If-lim-x-p-p-x-x-p-x-x-p-p-1-then-p-

Question Number 115664 by bemath last updated on 27/Sep/20

I f \lim_{x \to p} \frac{p^{x} - x^{p}}{x^{x} - p^{p}} = 1 t h e n p = ?

Answered by Olaf last updated on 27/Sep/20

x = p + u

\lim_{x \to p} \frac{e^{x \ln p} - e^{p \ln x}}{e^{x \ln x} - e^{p \ln p}}

\lim_{x \to p} \frac{e^{\frac{x \ln p + p \ln x}{2}} (e^{\frac{x \ln p - p \ln x}{2}} - e^{- \frac{x \ln p - p \ln x}{2}})}{e^{\frac{x \ln x + p \ln p}{2}} (e^{\frac{x \ln x - p \ln p}{2}} - e^{- \frac{x \ln x - p \ln p}{2}})}

\lim_{x \to p} e^{\frac{x \ln \frac{p}{x} + p \ln \frac{x}{p}}{2}} [\frac{\sinh (\frac{x \ln p - p \ln x}{2})}{\sinh (\frac{x \ln x - p \ln p}{2})}]

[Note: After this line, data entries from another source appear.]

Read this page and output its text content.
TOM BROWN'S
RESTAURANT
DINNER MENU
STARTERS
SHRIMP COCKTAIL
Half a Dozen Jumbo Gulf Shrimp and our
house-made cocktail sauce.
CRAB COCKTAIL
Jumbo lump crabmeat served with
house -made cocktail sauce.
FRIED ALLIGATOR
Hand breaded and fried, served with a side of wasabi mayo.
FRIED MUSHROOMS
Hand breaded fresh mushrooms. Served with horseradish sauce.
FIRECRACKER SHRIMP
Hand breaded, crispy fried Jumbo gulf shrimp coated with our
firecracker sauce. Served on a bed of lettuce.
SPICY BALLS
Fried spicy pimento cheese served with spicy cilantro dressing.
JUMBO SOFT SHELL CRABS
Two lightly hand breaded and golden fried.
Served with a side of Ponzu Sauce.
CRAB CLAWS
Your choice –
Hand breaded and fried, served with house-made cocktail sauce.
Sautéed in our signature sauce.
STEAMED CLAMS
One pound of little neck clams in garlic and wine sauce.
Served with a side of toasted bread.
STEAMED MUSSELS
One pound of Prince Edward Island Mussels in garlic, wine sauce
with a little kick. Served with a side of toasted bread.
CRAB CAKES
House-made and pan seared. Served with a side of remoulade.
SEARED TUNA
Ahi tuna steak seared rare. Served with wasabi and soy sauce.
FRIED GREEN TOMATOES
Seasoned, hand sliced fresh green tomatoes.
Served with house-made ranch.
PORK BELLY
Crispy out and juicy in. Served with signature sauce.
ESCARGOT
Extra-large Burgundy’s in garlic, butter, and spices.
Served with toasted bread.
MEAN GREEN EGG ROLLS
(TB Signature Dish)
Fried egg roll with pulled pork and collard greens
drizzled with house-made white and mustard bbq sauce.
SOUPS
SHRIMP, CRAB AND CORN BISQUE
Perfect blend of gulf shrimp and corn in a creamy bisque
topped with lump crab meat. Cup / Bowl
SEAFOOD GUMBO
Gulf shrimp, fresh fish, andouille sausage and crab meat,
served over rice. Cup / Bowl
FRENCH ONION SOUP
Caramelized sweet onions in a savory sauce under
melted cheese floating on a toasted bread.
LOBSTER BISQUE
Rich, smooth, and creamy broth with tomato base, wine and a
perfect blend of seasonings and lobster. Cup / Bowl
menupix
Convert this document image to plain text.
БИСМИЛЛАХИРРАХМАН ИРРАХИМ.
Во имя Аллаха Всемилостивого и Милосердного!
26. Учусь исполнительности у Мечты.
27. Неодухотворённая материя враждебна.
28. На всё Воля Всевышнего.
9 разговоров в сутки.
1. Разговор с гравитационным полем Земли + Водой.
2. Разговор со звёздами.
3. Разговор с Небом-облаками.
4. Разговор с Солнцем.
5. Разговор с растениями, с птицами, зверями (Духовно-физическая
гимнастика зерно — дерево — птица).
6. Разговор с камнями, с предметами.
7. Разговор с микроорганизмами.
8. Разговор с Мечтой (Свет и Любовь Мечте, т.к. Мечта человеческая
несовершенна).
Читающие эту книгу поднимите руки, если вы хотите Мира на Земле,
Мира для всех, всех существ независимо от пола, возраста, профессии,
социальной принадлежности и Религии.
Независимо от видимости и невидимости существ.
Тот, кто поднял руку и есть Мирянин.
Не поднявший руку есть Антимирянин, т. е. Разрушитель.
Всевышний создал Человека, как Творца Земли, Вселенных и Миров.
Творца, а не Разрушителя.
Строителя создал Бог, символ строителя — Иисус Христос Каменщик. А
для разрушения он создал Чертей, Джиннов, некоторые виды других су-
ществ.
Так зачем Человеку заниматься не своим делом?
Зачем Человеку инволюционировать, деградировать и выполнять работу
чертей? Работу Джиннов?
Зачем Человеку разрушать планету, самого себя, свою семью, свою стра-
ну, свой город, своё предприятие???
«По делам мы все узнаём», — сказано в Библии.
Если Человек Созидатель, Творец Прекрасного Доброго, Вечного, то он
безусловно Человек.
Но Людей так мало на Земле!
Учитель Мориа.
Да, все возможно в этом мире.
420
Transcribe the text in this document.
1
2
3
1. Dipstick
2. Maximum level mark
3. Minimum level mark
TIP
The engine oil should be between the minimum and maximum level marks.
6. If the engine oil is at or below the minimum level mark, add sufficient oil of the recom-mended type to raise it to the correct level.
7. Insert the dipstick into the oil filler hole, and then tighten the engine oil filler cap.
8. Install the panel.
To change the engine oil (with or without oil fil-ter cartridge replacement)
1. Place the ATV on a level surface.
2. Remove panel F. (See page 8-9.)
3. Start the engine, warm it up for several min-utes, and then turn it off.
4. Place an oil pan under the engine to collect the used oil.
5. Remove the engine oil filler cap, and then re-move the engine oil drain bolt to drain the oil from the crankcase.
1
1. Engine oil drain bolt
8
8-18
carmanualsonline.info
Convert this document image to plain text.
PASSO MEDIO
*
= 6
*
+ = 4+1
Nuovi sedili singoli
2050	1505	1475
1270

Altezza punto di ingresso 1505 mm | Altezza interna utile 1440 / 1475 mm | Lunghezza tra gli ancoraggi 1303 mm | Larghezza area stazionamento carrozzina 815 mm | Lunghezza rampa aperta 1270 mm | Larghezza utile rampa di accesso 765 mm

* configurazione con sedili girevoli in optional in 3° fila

\lim_{x \to p} 1 \times [\frac{\sinh (\frac{x \ln p - p \ln x}{2})}{\sinh (\frac{x \ln x - p \ln p}{2})}]

\lim_{x \to p} [\frac{(\frac{\ln p - \frac{p}{x}}{2}) \cosh (\frac{x \ln p - p \ln x}{2})}{(\frac{\ln x + 1}{2}) \cosh (\frac{x \ln x - p \ln p}{2})}]

= \frac{\ln p - 1}{\ln p + 1} = \frac{\ln (\frac{p}{e})}{\ln (e p)}

\frac{\ln (\frac{p}{e})}{\ln (e p)} = 1 \Rightarrow \frac{p}{e} = e p ?

I^{'} m surely wrong .

Answered by Dwaipayan Shikari last updated on 27/Sep/20

\lim_{x \to p} \frac{p^{x} - x^{p}}{x^{x} - p^{p}} = \frac{p^{x} logp - {px}^{p - 1}}{x^{x} (1 + logx)} = \frac{p^{p} (logp - 1)}{p^{p} (logp + 1)} = 1

\frac{logp - 1}{logp + 1} = 1

Oh i think it is independent of P!